Gabe’s ambling but contented life is upended when the body of a Ukrainian kitchen worker, Yuri, is found in the dungeons below the kitchen. An inquest rules the death accidental, but Gabe, who has seen the corpse, is haunted by the sight and dreams of the dead body every night.
Another kind of haunting soon begins, this time in the form of Lena, an enigmatic, waif-like prostitute from Belarus, who was hiding in the basement with Yuri to escape her pimp. Gabe is inexplicably drawn to Lena, who is living in London illegally, and in one of the novel’s improbable moments, asks her to move in with him. Much like all the other resolutions on his list, Gabe fails in his daily resolve to stop sleeping with the mysterious, taciturn Lena, whom he distrusts but is helplessly drawn to.

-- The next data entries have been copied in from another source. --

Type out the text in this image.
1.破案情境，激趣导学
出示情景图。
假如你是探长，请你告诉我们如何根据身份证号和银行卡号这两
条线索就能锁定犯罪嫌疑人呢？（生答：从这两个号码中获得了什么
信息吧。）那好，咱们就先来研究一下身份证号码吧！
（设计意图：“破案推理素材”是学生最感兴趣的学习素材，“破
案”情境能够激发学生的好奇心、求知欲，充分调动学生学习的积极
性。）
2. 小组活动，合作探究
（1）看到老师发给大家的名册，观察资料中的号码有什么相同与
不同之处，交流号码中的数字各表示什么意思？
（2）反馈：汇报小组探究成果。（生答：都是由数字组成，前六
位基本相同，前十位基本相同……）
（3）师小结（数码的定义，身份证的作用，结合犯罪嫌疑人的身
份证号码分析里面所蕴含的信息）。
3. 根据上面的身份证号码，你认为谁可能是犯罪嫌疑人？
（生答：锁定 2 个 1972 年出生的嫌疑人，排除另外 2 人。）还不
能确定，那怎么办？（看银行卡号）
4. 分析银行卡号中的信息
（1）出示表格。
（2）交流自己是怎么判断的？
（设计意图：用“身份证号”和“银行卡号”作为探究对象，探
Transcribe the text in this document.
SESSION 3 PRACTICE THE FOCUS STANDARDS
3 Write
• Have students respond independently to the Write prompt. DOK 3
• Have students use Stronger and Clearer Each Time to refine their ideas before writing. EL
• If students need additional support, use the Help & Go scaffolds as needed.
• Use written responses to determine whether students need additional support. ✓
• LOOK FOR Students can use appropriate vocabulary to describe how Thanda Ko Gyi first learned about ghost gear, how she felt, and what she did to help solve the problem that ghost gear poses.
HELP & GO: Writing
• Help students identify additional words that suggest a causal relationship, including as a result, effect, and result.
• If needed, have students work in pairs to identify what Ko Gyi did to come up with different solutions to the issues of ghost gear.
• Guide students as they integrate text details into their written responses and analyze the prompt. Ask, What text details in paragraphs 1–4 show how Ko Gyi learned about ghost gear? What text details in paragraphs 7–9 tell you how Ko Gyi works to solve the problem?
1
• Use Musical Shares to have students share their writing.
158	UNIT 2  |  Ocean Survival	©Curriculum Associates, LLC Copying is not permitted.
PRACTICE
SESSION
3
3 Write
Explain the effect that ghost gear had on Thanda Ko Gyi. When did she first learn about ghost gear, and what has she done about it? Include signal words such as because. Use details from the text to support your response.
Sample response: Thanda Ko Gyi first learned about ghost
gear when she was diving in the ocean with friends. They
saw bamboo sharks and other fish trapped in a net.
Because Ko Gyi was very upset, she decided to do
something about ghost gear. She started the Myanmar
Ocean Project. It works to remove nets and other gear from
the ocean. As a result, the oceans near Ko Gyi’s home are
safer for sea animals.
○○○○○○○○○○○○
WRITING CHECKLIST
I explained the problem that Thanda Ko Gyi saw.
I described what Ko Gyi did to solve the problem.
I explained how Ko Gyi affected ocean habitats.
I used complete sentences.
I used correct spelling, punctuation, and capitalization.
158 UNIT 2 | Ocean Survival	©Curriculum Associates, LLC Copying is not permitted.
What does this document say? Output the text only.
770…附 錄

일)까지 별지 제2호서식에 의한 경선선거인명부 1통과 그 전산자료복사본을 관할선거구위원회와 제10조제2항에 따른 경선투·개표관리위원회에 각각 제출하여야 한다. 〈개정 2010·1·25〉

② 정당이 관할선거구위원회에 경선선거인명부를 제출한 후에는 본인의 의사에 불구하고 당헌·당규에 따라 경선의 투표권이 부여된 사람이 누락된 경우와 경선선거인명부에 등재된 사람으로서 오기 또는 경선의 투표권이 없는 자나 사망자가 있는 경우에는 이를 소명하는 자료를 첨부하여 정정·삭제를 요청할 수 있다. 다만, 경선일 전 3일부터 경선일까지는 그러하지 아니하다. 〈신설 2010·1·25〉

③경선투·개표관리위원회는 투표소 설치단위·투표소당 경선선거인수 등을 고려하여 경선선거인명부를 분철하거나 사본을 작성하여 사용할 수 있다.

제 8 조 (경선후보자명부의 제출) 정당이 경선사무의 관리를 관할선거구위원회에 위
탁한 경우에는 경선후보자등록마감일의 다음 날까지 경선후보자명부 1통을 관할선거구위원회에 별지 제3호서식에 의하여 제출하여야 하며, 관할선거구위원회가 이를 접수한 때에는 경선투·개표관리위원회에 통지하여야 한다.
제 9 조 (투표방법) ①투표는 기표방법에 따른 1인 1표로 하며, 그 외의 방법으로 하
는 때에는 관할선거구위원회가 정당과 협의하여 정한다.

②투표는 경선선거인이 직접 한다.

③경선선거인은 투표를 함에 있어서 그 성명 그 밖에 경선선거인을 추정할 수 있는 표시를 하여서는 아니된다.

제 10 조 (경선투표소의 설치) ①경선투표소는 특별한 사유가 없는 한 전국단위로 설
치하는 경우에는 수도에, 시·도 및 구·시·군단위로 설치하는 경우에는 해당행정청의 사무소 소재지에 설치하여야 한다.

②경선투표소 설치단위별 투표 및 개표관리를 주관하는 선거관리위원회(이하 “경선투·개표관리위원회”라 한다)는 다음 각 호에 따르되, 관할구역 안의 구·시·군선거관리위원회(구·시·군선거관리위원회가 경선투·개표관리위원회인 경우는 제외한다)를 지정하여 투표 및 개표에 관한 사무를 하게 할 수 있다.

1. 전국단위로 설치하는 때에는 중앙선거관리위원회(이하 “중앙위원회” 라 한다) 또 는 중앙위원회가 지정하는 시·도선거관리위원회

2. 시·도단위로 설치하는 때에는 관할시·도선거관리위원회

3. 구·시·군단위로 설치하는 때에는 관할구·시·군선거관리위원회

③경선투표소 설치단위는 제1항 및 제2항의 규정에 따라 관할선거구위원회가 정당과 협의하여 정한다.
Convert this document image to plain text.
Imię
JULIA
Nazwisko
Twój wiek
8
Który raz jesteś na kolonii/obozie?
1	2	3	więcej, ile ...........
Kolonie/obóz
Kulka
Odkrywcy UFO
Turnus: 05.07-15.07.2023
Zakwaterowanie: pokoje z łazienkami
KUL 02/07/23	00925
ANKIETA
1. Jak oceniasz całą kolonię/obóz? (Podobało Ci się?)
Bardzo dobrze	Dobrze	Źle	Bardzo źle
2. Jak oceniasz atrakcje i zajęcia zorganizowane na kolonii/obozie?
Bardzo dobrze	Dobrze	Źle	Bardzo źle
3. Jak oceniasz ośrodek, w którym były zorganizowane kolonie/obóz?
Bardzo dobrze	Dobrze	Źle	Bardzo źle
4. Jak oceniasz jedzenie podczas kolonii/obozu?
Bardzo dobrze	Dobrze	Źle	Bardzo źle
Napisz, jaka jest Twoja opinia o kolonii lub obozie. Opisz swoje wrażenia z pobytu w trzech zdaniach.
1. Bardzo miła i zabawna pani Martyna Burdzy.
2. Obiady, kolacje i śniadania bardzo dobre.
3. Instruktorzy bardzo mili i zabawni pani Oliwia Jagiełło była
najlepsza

The affair causes Gabe to lose the woman he intended to marry, which is a pity because Charlie is one of the most engaging and well-rounded characters in the book - wry, introspective, ironic. Her disappearance from the novel is our loss.
One of the ongoing concerns of the novel is Gabe’s inability to communicate with his gruff, dying father, Ted, who, along with Gabe’s grandmother, Nana, are the novel’s two stock characters, seemingly created only to act as defenders of that old, elusive quality called Britishness. Nana, especially, seems to spend her old age railing against Pakistani immigrants while protesting that she is not a “racialist.’’
As Gabe’s clashes with the older generation demonstrate, Ali’s ambitions for this book are greater than merely documenting one man’s midlife crisis. She is trying to say something about the uneasy mishmash of clashing cultures that is contemporary Britain.